Posted 8 years ago
CJE
(4 items)
Made by the Ideal Toy Company manufactured U.S. Army (2) Gun Artillery Battery on a mound. It is dated as 1965, and was mine when I was 10 years old. It survived in my old toy box stored in the basement. It has seen some heavy battle in its days. I was unable to find any information about it in my internet search, so if anyone can add any information about this toy, it would be greatly appreciated.
It is a hard plastic WWII 2 gun artillery battery on an elevated mound produced at the early part of the Vietnam War. It has two blue artillery pieces mounted on the mound by small plastic clips on each side of the gun. The one on the left (looking from the front view has had both of them broken off and comes off of the mounting position. The guns once operated off of one D-cell batteries (underneath) and moved backwards and forwards as though firing. There are two brown soft plastic hollow palm trees, one mounted on each side of the 4" yellow and brown hard plastic mound. It has some camouflaged material that was originally supported by four plastic poles that were glued to the mound and "hid" the guns from aerial view.

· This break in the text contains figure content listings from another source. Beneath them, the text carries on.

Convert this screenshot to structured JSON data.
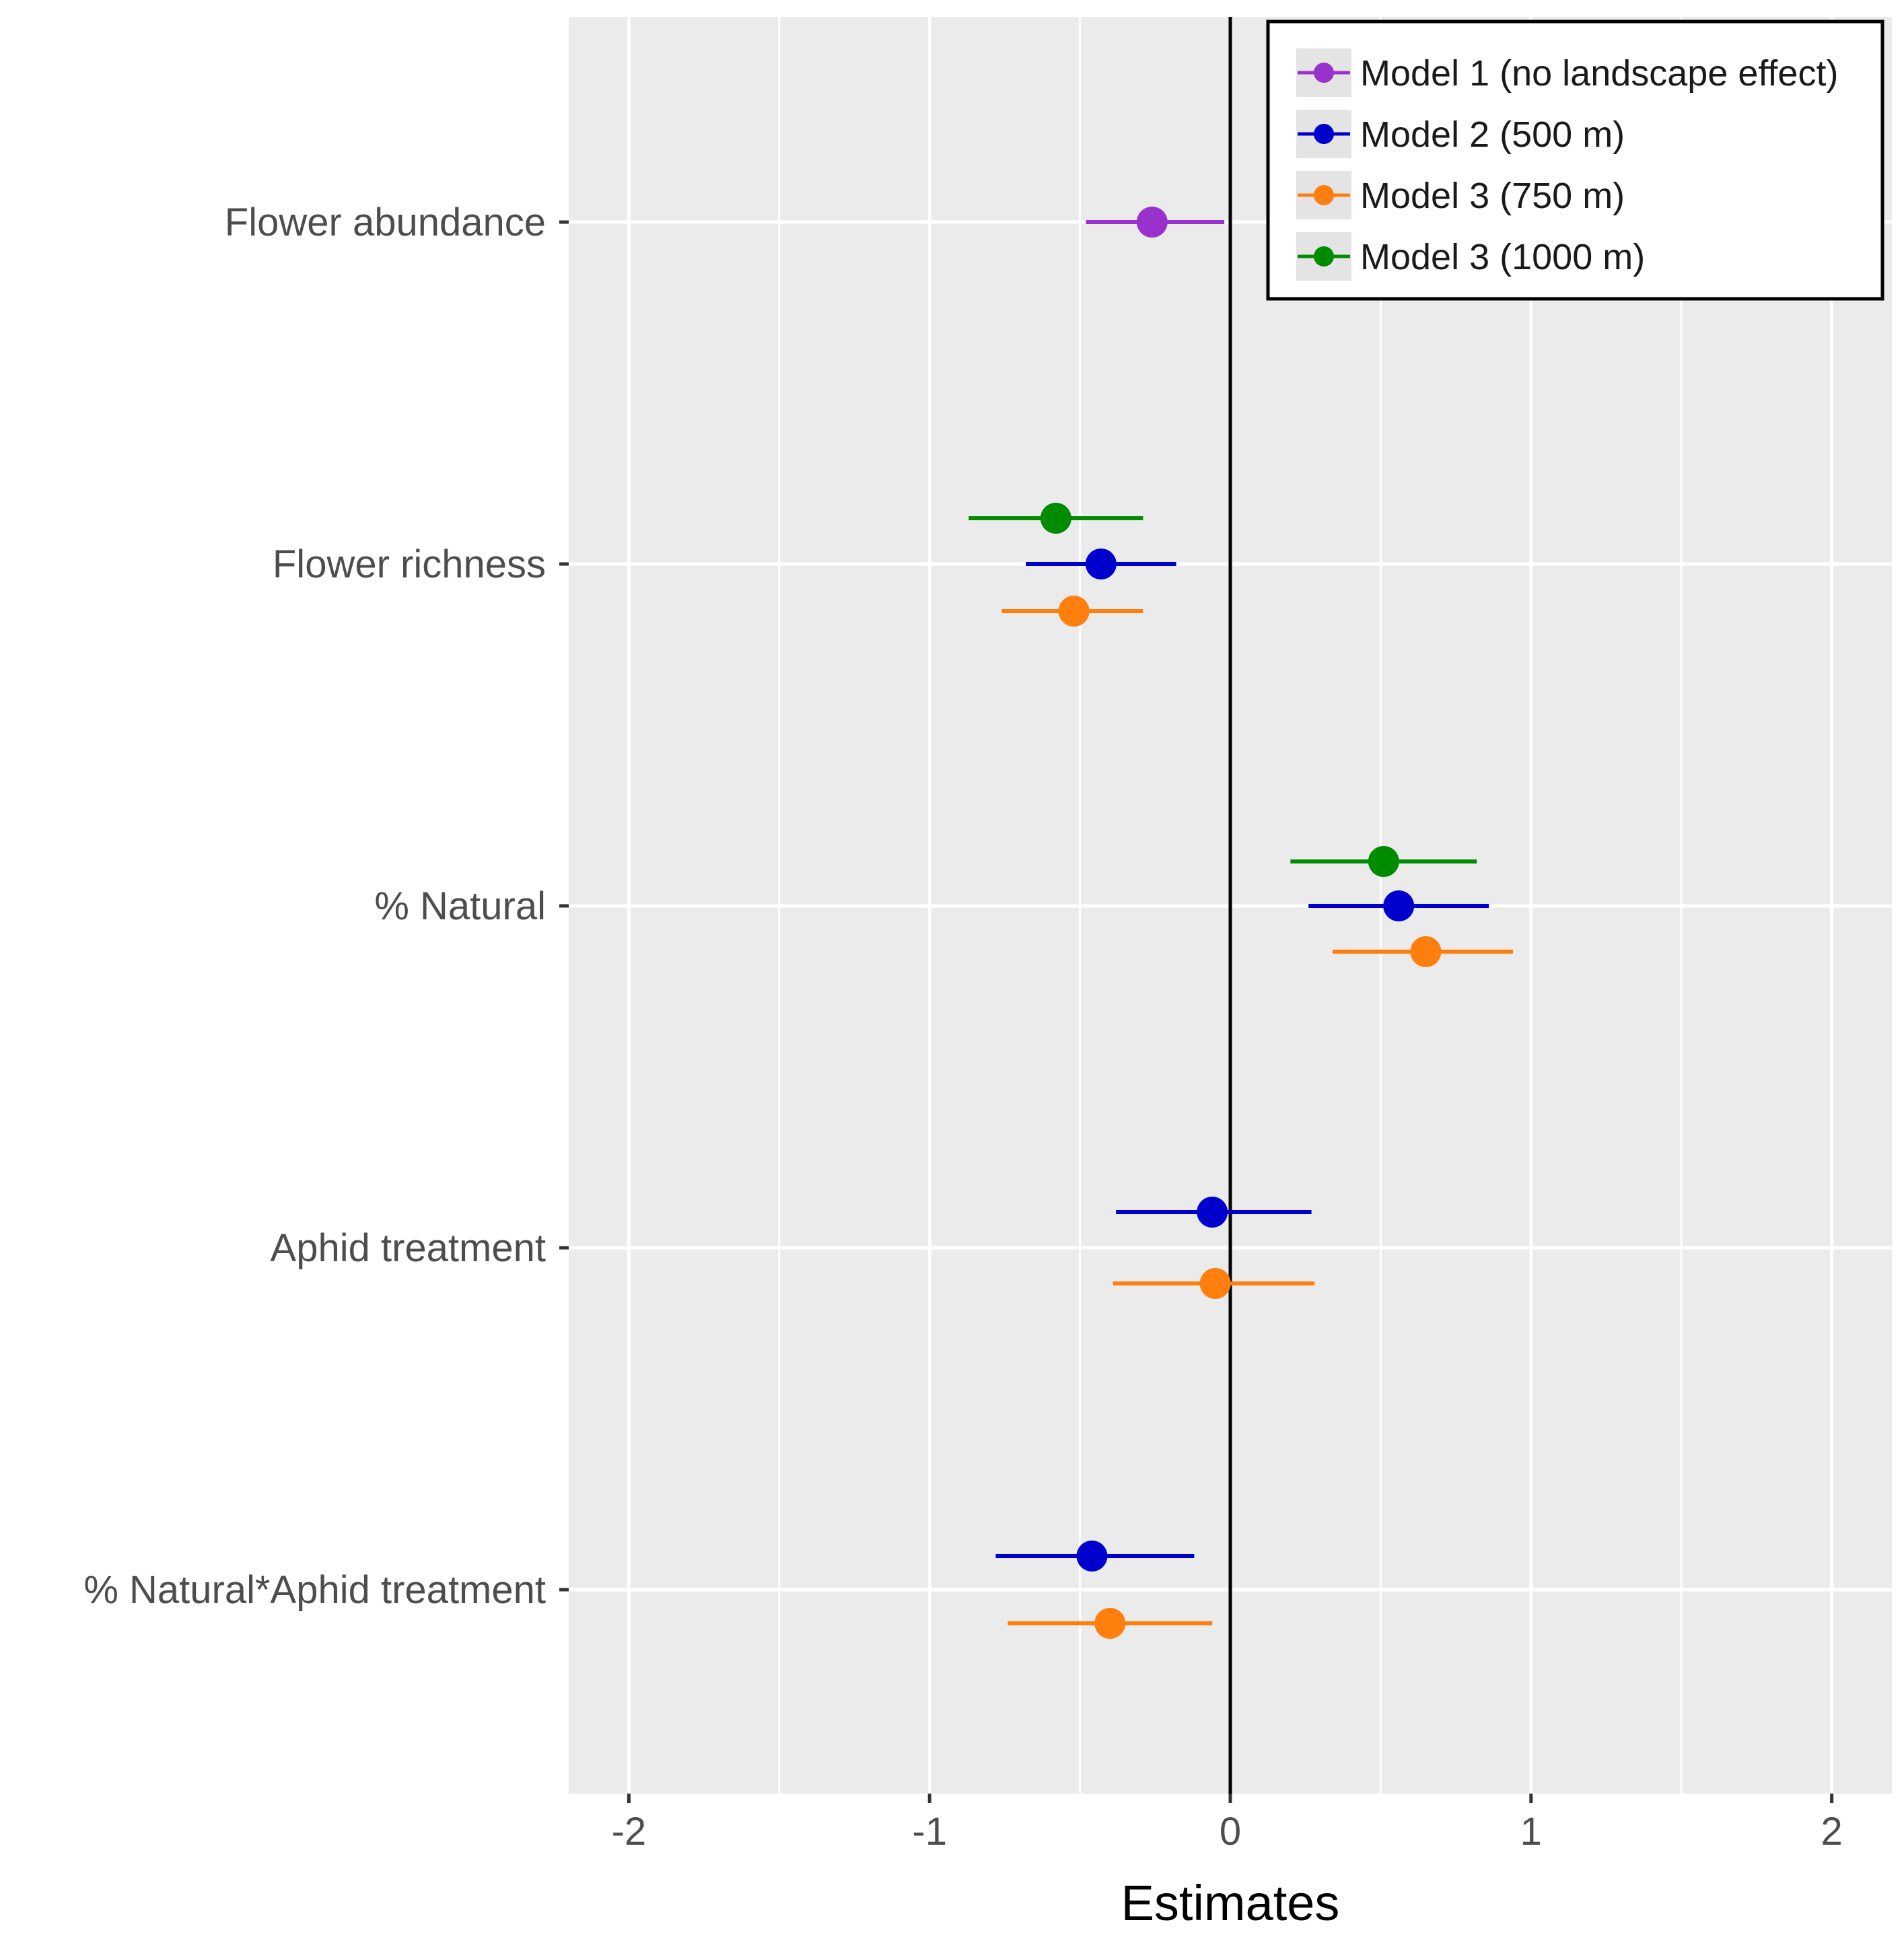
{
  "chart_data": {
    "type": "dot-whisker",
    "title": "",
    "xlabel": "Estimates",
    "ylabel": "",
    "xlim": [
      -2.2,
      2.2
    ],
    "x_ticks": [
      -2,
      -1,
      0,
      1,
      2
    ],
    "x_tick_labels": [
      "-2",
      "-1",
      "0",
      "1",
      "2"
    ],
    "grid": true,
    "reference_line": 0,
    "legend_position": "top-right",
    "terms": [
      "Flower abundance",
      "Flower richness",
      "% Natural",
      "Aphid treatment",
      "% Natural*Aphid treatment"
    ],
    "series": [
      {
        "name": "Model 1 (no landscape effect)",
        "color": "#9932cc",
        "points": [
          {
            "term": "Flower abundance",
            "estimate": -0.26,
            "lower": -0.48,
            "upper": -0.02
          }
        ]
      },
      {
        "name": "Model 2 (500 m)",
        "color": "#0000cd",
        "points": [
          {
            "term": "Flower richness",
            "estimate": -0.43,
            "lower": -0.68,
            "upper": -0.18
          },
          {
            "term": "% Natural",
            "estimate": 0.56,
            "lower": 0.26,
            "upper": 0.86
          },
          {
            "term": "Aphid treatment",
            "estimate": -0.06,
            "lower": -0.38,
            "upper": 0.27
          },
          {
            "term": "% Natural*Aphid treatment",
            "estimate": -0.46,
            "lower": -0.78,
            "upper": -0.12
          }
        ]
      },
      {
        "name": "Model 3 (750 m)",
        "color": "#ff7f0e",
        "points": [
          {
            "term": "Flower richness",
            "estimate": -0.52,
            "lower": -0.76,
            "upper": -0.29
          },
          {
            "term": "% Natural",
            "estimate": 0.65,
            "lower": 0.34,
            "upper": 0.94
          },
          {
            "term": "Aphid treatment",
            "estimate": -0.05,
            "lower": -0.39,
            "upper": 0.28
          },
          {
            "term": "% Natural*Aphid treatment",
            "estimate": -0.4,
            "lower": -0.74,
            "upper": -0.06
          }
        ]
      },
      {
        "name": "Model 3 (1000 m)",
        "color": "#008b00",
        "points": [
          {
            "term": "Flower richness",
            "estimate": -0.58,
            "lower": -0.87,
            "upper": -0.29
          },
          {
            "term": "% Natural",
            "estimate": 0.51,
            "lower": 0.2,
            "upper": 0.82
          }
        ]
      }
    ]
  }
}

There are two gray Soldiers that are standing in the same positions, at the ready to load the guns, that they have been at for the past 51 years! What dedication to duty! They are mounted by a small hole in their base that slides onto a similar sized peg on the mound.
The poles have long since been broken off (in combat, I would presume), but I still have two of them. Their mount positions are two on each side of the guns - left and right sides.

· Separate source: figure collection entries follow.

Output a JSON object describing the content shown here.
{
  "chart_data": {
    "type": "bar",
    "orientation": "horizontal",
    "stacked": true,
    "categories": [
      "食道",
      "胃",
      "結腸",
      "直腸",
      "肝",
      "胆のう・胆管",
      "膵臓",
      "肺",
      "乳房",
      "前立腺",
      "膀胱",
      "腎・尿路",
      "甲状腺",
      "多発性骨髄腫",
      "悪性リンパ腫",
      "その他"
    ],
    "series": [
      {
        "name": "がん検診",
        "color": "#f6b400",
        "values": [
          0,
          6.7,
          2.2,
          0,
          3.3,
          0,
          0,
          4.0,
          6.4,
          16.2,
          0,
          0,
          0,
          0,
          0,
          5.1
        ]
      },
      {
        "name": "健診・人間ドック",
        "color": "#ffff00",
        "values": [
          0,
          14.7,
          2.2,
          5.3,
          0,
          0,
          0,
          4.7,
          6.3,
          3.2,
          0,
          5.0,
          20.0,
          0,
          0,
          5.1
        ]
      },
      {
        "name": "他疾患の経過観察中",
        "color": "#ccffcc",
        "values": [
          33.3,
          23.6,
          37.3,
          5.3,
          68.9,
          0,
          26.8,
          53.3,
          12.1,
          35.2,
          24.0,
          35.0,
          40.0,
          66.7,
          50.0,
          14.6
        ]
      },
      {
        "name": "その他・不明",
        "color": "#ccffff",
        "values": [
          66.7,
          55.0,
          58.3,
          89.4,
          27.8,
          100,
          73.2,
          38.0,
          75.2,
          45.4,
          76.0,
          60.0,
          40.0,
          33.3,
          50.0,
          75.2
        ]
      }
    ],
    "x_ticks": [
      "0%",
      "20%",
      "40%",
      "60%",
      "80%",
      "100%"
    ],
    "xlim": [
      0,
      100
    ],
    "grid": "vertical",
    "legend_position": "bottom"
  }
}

There is a small chip off of the mound that can be attached with some glue (yes, it was at the bottom of the toy box too!). I do not know if the motor still works, but obviously, the one gun does not.
This is one of Ideals "Battle Action Playsets". This one is MIL-15 Twin Howitzers. Made from 11964-1965. Looks like yours is complete as you have both the artillery men. These are on the rare side.
Mystery solved?
Many thanks for this information. I thought it weird that so many of my toys are so difficult to find information about. I am a baby boomer and just thought that I was in the bubble of plenty of things. Guess that I might have been on the cusp instead. Neat to have so many rarer or scarcer toys! thank you again, Happy New Years!
You are very welcome. I would be happy to solve your other boomer toy questions. Toys of the 1960s are my specialty.
Feel free to hit the Mystery Solved button.